ArtsWatch: GAO Questions Industry Estimates Of Piracy's Harm

Doubts over estimates' accuracy mostly due to covert nature of the problem
April 19, 2010 -- 10:13 am PDT
By Philip Merrill / GRAMMY.com

The Recording Academy actively represents the music community on such issues as intellectual property rights, music piracy, archiving and preservation, and censorship concerns. In pursuing its commitment to addressing these and other issues, The Recording Academy undertakes a variety of national initiatives. ArtsWatch is a key part of an agenda aimed at raising public awareness of and support for the rights of artists. To become more involved, visit Advocacy Action @ GRAMMY.com and sign up for Advocacy Action E-lerts.

On April 12 the U.S. Government Accountability Office reported on its efforts to quantify the damages caused to the economy by counterfeiting and piracy. Industry efforts were smacked down as inadequately rigorous, but the GAO was unable to recommend a proper approach. The illicit nature of piracy received most of the blame since it causes a lack of data. The report suggested a more careful approach would be needed, using formulas based on assumptions that dealt with each of the many industries affected. The Copyright Alliance called attention to the agency's acknowledgement that damages go beyond lost sales and said, "…it is important to note GAO's endorsement of the fact that piracy has a multiplier effect that ripples throughout the economy." The report notably included views expressed by consumer advocates that infringement produces benefits such as saving consumers money and granting access to creative works before their release date. This report was called for by the same legislation that created the new position of U.S. Intellectual Property Enforcement Coordinator and relates to comments the IPEC received last month. Although the quantitative estimates produced by content industries are severely questioned by this GAO report, the consequences are worse for consumer advocates' insistence that enforcement actions should only be taken after a rigorous cost-benefit analysis has been performed. When it comes to quantifying economic harms caused by piracy — let alone so-called "benefits" — it seems an adequately rigorous approach remains beyond what today's state of the art can accomplish.

The House of Representatives passed H.R. 3125, the Radio Spectrum Inventory Act, on April 14. Describing the bipartisan bill before its passage by a vote of 394–18, Rep. Rick Boucher (D-Va.) said, "It directs the [Department of Commerce's National Telecommunications and Information Administration] and the [Federal Communications Commission] to undertake a comprehensive survey of the nation's spectrum and report to us on current spectrum utilization, with recommendations of which, if any, of the least utilized blocks of spectrum should be reallocated for commercial use or be subjected to spectrum sharing with commercial users. The measure is a thoughtful approach to meeting the extraordinary spectrum demands the nation will soon face." Companion legislation S. 649 is pending in the Senate.

On April 14 the Senate Commerce Committee heard testimony from FCC Chairman Julius Genachowski regarding the National Broadband Plan.

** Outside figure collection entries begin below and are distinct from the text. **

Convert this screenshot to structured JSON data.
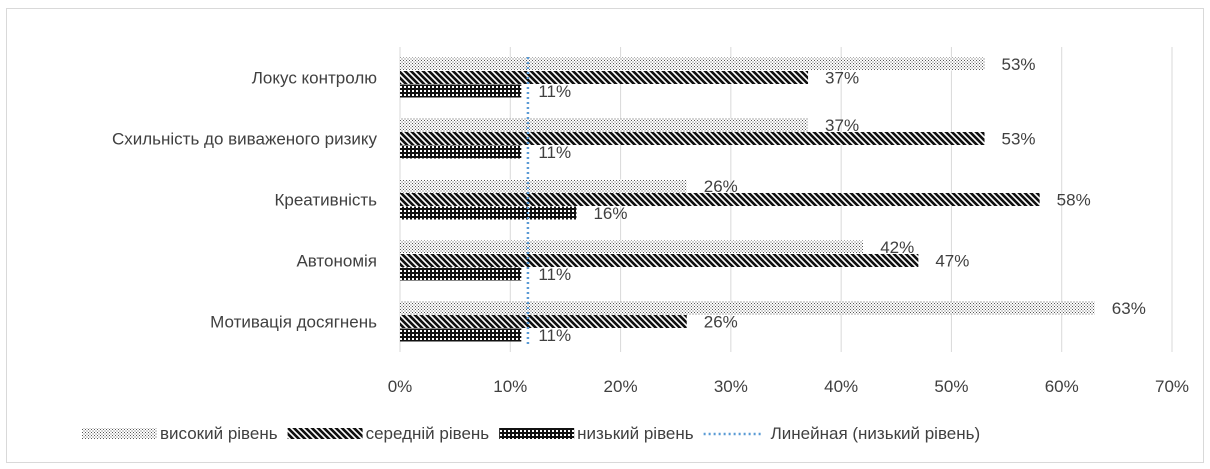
{
  "chart_data": {
    "type": "bar",
    "orientation": "horizontal",
    "categories": [
      "Локус контролю",
      "Схильність до  виваженого ризику",
      "Креативність",
      "Автономія",
      "Мотивація досягнень"
    ],
    "series": [
      {
        "name": "високий рівень",
        "values": [
          53,
          37,
          26,
          42,
          63
        ],
        "labels": [
          "53%",
          "37%",
          "26%",
          "42%",
          "63%"
        ],
        "pattern": "dots"
      },
      {
        "name": "середній рівень",
        "values": [
          37,
          53,
          58,
          47,
          26
        ],
        "labels": [
          "37%",
          "53%",
          "58%",
          "47%",
          "26%"
        ],
        "pattern": "diagonal"
      },
      {
        "name": "низький рівень",
        "values": [
          11,
          11,
          16,
          11,
          11
        ],
        "labels": [
          "11%",
          "11%",
          "16%",
          "11%",
          "11%"
        ],
        "pattern": "grid"
      }
    ],
    "trendline": {
      "name": "Линейная (низький рівень)",
      "of_series": "низький рівень",
      "value": 11.6,
      "color": "#5b9bd5"
    },
    "xlim": [
      0,
      70
    ],
    "xticks": [
      "0%",
      "10%",
      "20%",
      "30%",
      "40%",
      "50%",
      "60%",
      "70%"
    ],
    "grid": true,
    "legend_position": "bottom"
  }
}
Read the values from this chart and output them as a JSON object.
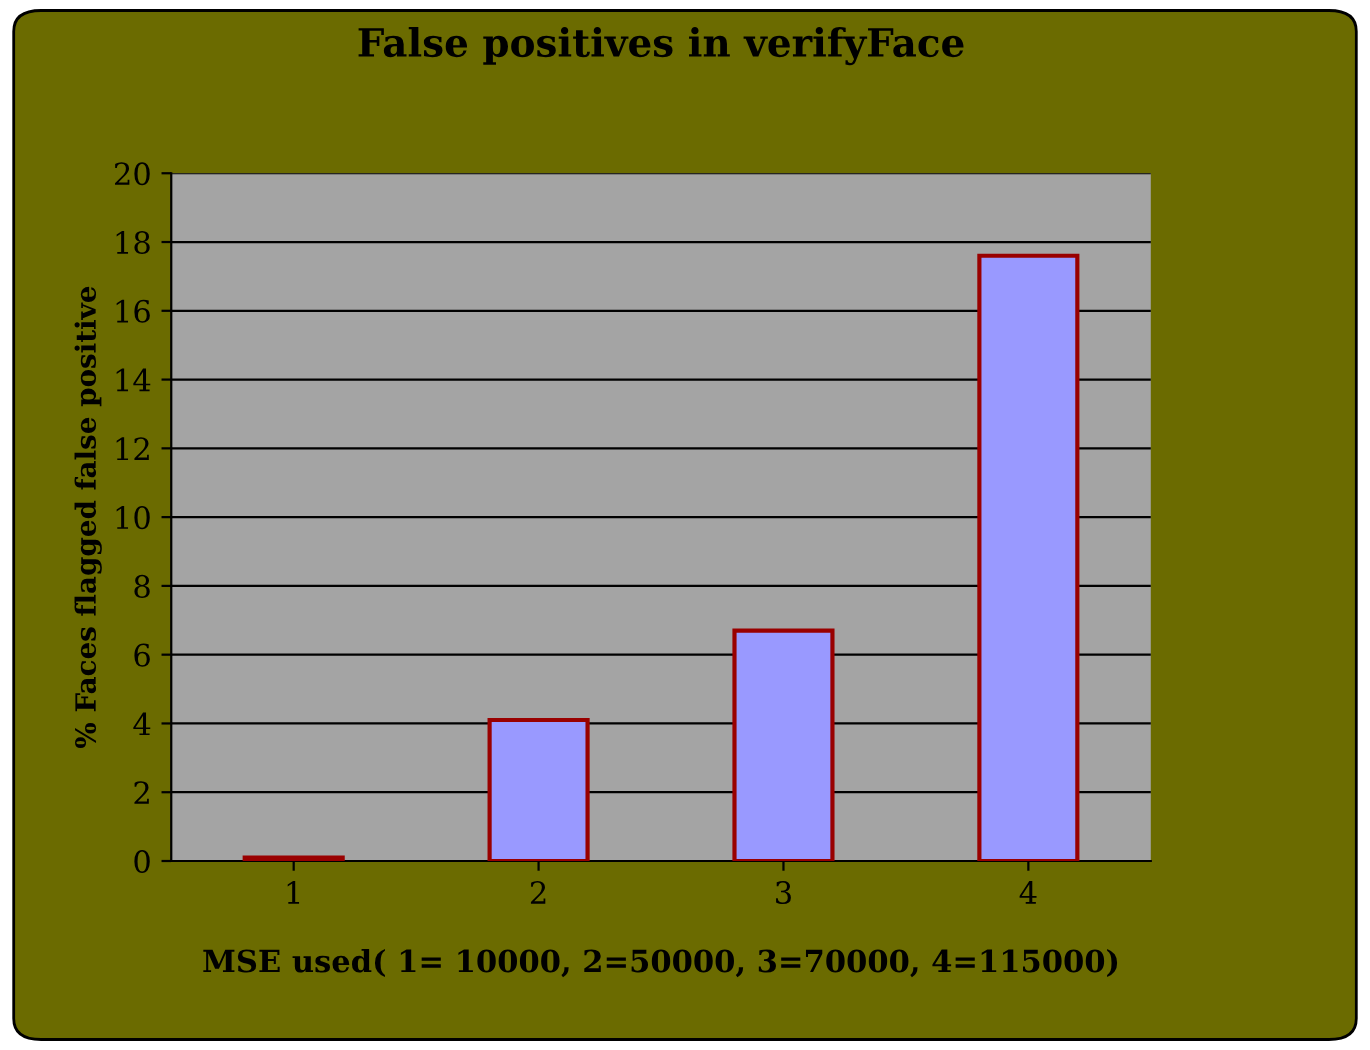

Genachowski expressed confidence in his agency's ability to make satisfactory progress despite the size of the job, the court setback to FCC authority covered in last week's ArtsWatch, and some senators' strong opposition to the FCC reclassifying Internet service to gain greater regulatory authority. Consumer advocates Public Knowledge noted that no senators complained in 2005 when the FCC used its own authority to reclassify Internet service under looser regulations.

Speaking to a group of French regulators holding a Net neutrality conference on April 13, European Commission Vice President and Commissioner for the Digital Agenda Neelie Kroes announced she will launch a public consultation on Net neutrality by summer and report the results before next year. In her remarks she endorsed the FCC's other five Open Internet rules but suggested Net neutrality needed an agreed-upon definition before a regulatory approach could be determined. She observed that some concerns could be met by enforcing other regulatory approaches such as minimum quality of service requirements, fair competition rules, or restrictions on Internet service providers' marketing language. Kroes seemed to believe it would be regulatory overkill to forbid charging companies a fee to guarantee high-speed delivery of their content because such a prohibition would inhibit future business models.

Since the UK's Digital Economy Bill became law earlier this month with strict antipiracy provisions included, attention has shifted to questions of what regulatory details remain to be put in place. On April 13 the Los Angeles Times editorialized that the focus on account-holder liability could stifle public Internet use at libraries and coffee shops. Separately, BPI Chief Executive Geoff Taylor told Billboard.biz that the UK recording industry organization would have to initiate lawsuits against some individual Internet users because the bill's legal protections for consumers make that a necessary first step before technical measures can be used to reduce online infringement.

Anticipation of Common Sense Media's upcoming digital literacy curriculum has included coverage in The New York Times and Cnet News. Designed for grades 5–8, it includes a standalone unit on "Respecting Creative Work. How to get credit for original creations and respect other's creative property."

On April 14 the Library of Congress announced it will archive public Twitter posts since the service's inception in 2006. The most recent tweets will be preserved after a six-month delay. The library portrays this as consistent with its efforts to preserve other digital material of historical importance.